La vie des tribus
Si la période embrassée par le séfèr Choftim fait immédiatement suite à celle du livre de Josué, son contenu en est fort différent.
Le contraste est parfaitement décrit dans les versets 2, 7 à 2, 11 : « Le peuple servit Hachem tous les jours de Josué […] Josué, fils de Noun, serviteur de Hachem, mourut, âgé de cent dix ans […] et après eux, se leva une autre génération qui ne connaissait pas Hachem, ni l’œuvre qu’il avait faite pour Israël […] Les enfants d’Israël firent ce qui est mauvais aux yeux de Hachem, et servirent les Ba‘als. »
Tandis que, dans le livre de Josué, c’est de l’ensemble du peuple qu’il est généralement question, le séfèr Choftim révèle une force centrifuge qui l’a fait voler en éclats et où les agents de l’histoire ne sont plus le peuple pris dans son ensemble, mais les tribus considérées individuellement.
– Les tribus de Galilée subirent l’oppression des peuplades cananéennes (4, 3).
– Quant à celle d’Aser, elle resta noyée au sein d’enclaves cananéennes qui l’empêchèrent de prendre possession du territoire qui lui avait été attribué (1, 31 et 32).
– Celle de Juda prit possession du sud de la plaine côtière (Gaza, Achqelon et ‘Eqron), mais elle fut contrainte de se replier dans les montagnes devant un ennemi cananéen puissamment armé de chars de fer (1, 19).
– Les tribus dites « transjordaniennes » (Ruben, Gad et la moitié de celle de Manassé), après avoir fidèlement respecté la promesse faite à Moïse de participer aux côtés des autres à la conquête d’Erets Yisrael (voir Bamidbar 32, 1 et suivants, Josué 4, 12), se sont installées sur leurs terres.

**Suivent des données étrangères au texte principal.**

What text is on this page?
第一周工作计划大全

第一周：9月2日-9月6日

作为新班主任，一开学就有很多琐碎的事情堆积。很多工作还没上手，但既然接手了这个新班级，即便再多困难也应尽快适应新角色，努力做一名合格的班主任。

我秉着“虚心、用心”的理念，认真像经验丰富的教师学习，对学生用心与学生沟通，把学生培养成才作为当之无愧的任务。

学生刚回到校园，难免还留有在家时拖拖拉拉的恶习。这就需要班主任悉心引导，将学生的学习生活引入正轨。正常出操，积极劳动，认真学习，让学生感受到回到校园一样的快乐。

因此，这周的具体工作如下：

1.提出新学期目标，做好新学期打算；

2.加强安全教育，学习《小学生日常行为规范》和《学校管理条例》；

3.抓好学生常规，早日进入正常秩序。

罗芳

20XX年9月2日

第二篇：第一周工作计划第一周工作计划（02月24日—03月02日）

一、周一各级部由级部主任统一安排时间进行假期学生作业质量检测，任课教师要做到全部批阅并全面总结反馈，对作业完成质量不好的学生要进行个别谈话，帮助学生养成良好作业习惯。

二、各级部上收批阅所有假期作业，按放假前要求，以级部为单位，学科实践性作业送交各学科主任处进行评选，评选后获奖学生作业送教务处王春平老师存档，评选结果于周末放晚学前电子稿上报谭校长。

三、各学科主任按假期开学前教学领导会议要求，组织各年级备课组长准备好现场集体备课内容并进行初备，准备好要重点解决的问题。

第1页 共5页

Cependant, elles sont apparues de plus en plus séparées de celles établies en Erets Kena‘an – stricto sensu, comme par une sorte de frontière constituée par le Jourdain.
C’est ainsi, en ce qui concerne la tribu de Ruben, que le cantique de Devora fait allusion à ses « divisions » (pelagoth – voir 5, 15 et 16). Selon Yehouda Elitsour (Séfèr Choftim – Collection Da‘ath miqra, éditée par le Mossad harav Kook à Jérusalem), ce mot est à rapprocher de ce qu’indique le premier livre des Chroniques (5, 8 à 10), lequel précise qu’elle s’est répandue jusqu’à l’Euphrate, se dispersant ainsi à travers l’ensemble du désert syrien, et ce jusqu’à l’époque du roi Saül.
La tribu de Ruben se serait ainsi séparée (niflega) des autres, et se serait tenue à l’écart de la bataille du Kichon pour observer une prudente neutralité (voir Rachi, Radaq et Metsoudath David sous 5, 15).
– Il en a été de même de Gad, bien installé en terre de Guil‘ad. Il s’est lui aussi abstenu de venir en aide à ses frères (5, 17 et commentaires ad loc.).
– La tribu d’Ephraïm mérite une mention particulière. Elle a été probablement la plus turbulente de toutes, puisqu’on la verra s’en prendre à Gédéon, lui reprochant de n’avoir pas fait appel à elle pour guerroyer contre Midian. Gédéon, fin diplomate, parvient à calmer sa colère en louant sa participation aux combats qui ont marqué la fin des hostilités (voir commentaires sur 8, 2).
Les choses se passeront moins bien avec Jephté, à qui Ephraïm adressera le même reproche – de l’avoir tenue à l’écart des hostilités avec Ammon – allant jusqu’à le menacer de brûler sa maison (12, 1). La querelle dégénérera en une véritable guerre civile.